Personally I worked in C for the first years of my career. Then the web happened and the two languages for it were Perl and Java. No more mallocs and frees, it was so great that I kind of forgot C. Then I was assigned to higher level tasks than programming and when I came back to it almost 10 years later I refreshed my Java (I kept doing Perl for my own stuff - CLI scripts and CGIs) and discovered Ruby on Rails. I realized that I could do the same web apps I was writing in Java with much less code and without having to lose my time after obvious but nearly useless details such as specifying that a given variable is a string, or number and how big, or an array of that class of objects indexed by strings (I intentionally use generic terms), etc. It's almost always clear what it is, especially if one picks good names for identifiers. There are some hiccups but not every year.
By the way, a great feature of Elixir is pattern matching in function definitions. In a pythonish pseudocode
def fib(0): 0
def fib(1): 1
def fib(n): fib(n-1) + fib(n-2)
Of course n is an integer. It works with floats too and probably fails with anything else. But who would run fib on some complicated not numerical class that happens to implement the - operator?

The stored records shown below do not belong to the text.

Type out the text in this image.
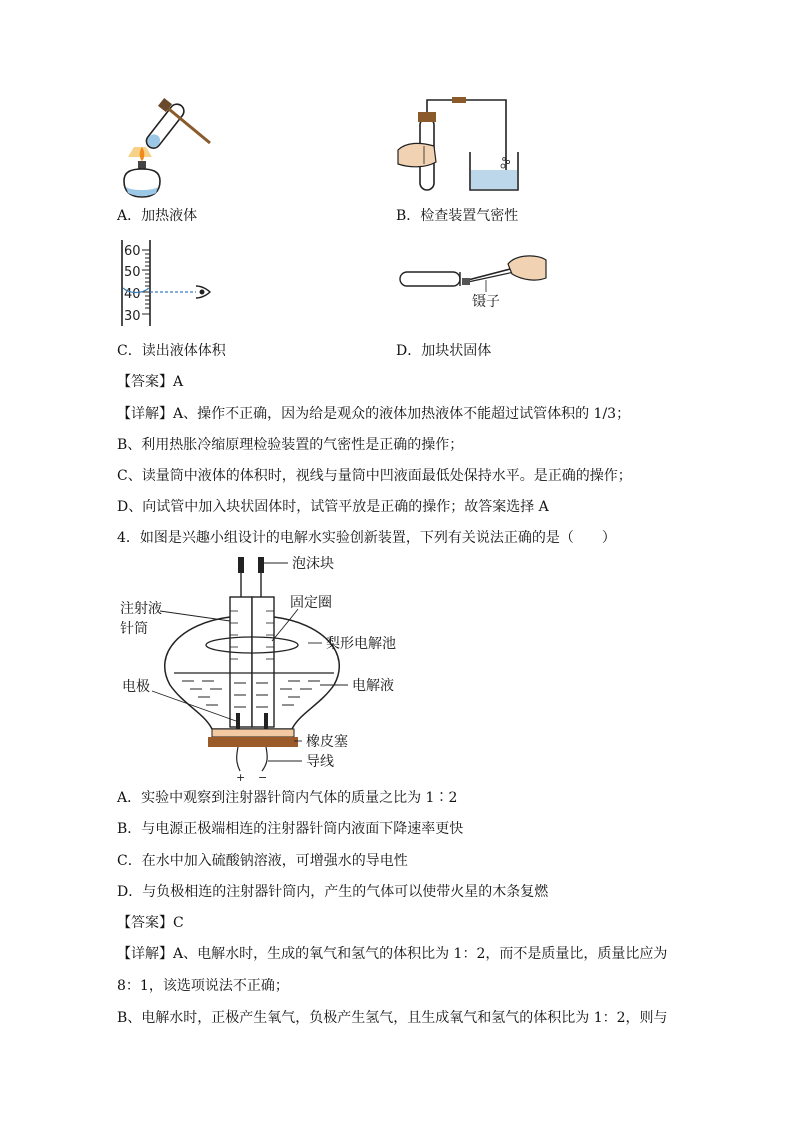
A．加热液体	B．检查装置气密性
60
50
40
30
镊子
C．读出液体体积	D．加块状固体
【答案】A
【详解】A、操作不正确，因为给是观众的液体加热液体不能超过试管体积的 1/3；
B、利用热胀冷缩原理检验装置的气密性是正确的操作；
C、读量筒中液体的体积时，视线与量筒中凹液面最低处保持水平。是正确的操作；
D、向试管中加入块状固体时，试管平放是正确的操作；故答案选择 A
4．如图是兴趣小组设计的电解水实验创新装置，下列有关说法正确的是（　　）
+ −
泡沫块
注射液
针筒
固定圈
梨形电解池
电极	电解液
橡皮塞
导线
A．实验中观察到注射器针筒内气体的质量之比为 1∶2
B．与电源正极端相连的注射器针筒内液面下降速率更快
C．在水中加入硫酸钠溶液，可增强水的导电性
D．与负极相连的注射器针筒内，产生的气体可以使带火星的木条复燃
【答案】C
【详解】A、电解水时，生成的氧气和氢气的体积比为 1：2，而不是质量比，质量比应为
8：1，该选项说法不正确；
B、电解水时，正极产生氧气，负极产生氢气，且生成氧气和氢气的体积比为 1：2，则与
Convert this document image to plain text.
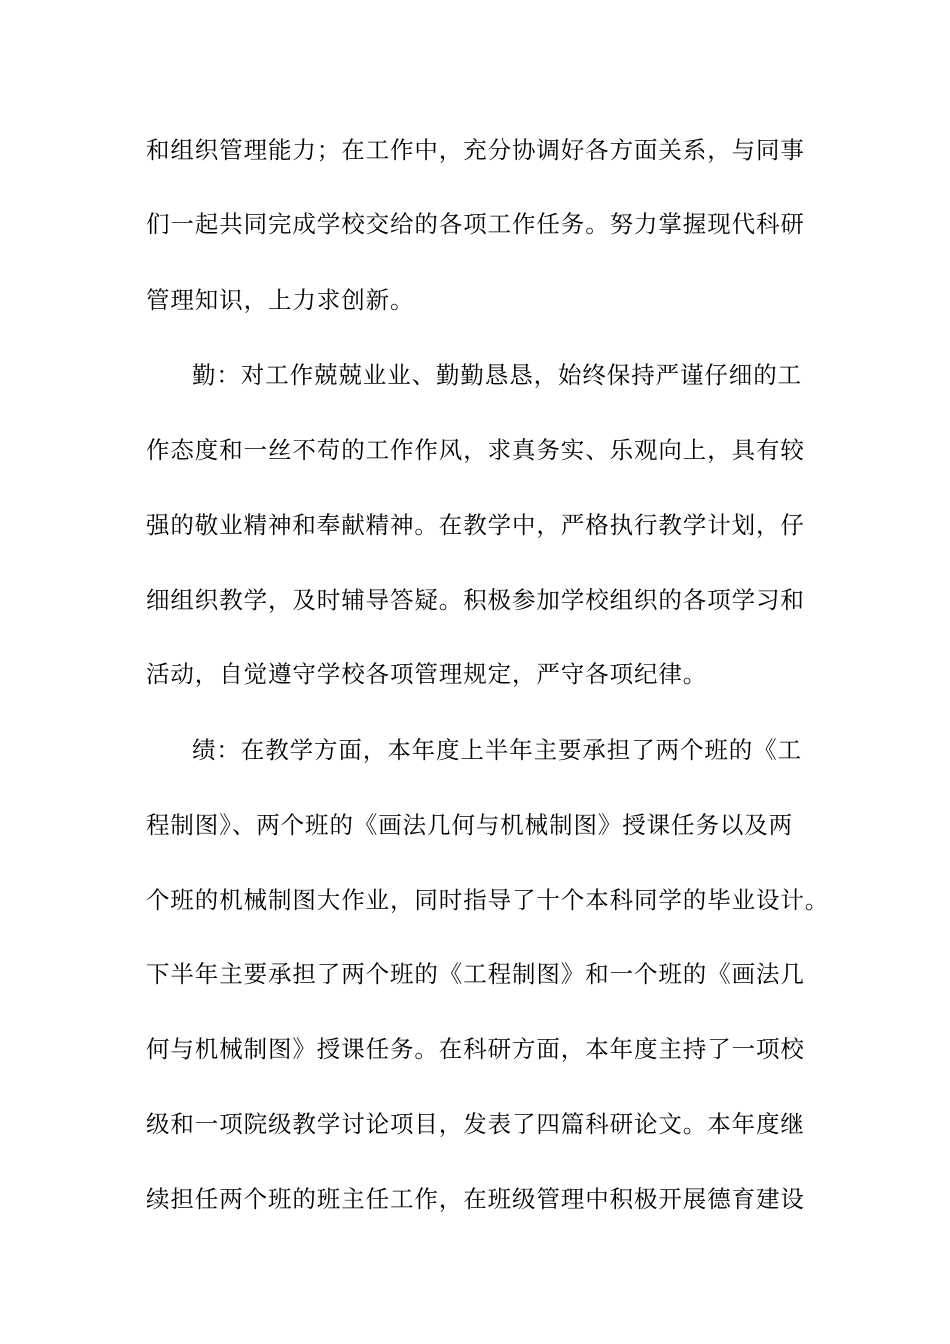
和组织管理能力；在工作中，充分协调好各方面关系，与同事
们一起共同完成学校交给的各项工作任务。努力掌握现代科研
管理知识，上力求创新。
勤：对工作兢兢业业、勤勤恳恳，始终保持严谨仔细的工
作态度和一丝不苟的工作作风，求真务实、乐观向上，具有较
强的敬业精神和奉献精神。在教学中，严格执行教学计划，仔
细组织教学，及时辅导答疑。积极参加学校组织的各项学习和
活动，自觉遵守学校各项管理规定，严守各项纪律。
绩：在教学方面，本年度上半年主要承担了两个班的《工
程制图》、两个班的《画法几何与机械制图》授课任务以及两
个班的机械制图大作业，同时指导了十个本科同学的毕业设计。
下半年主要承担了两个班的《工程制图》和一个班的《画法几
何与机械制图》授课任务。在科研方面，本年度主持了一项校
级和一项院级教学讨论项目，发表了四篇科研论文。本年度继
续担任两个班的班主任工作，在班级管理中积极开展德育建设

I accept the argument that providing type information to a compiler lets it generate faster code. However none of my customers from the last 10 years care about that argument and they selected their technological stacks. Like everybody else they care about getting features done as quickly as possible. They all run their services on a single server, make enough money to pay themselves, their employees and a bunch of consultants like me.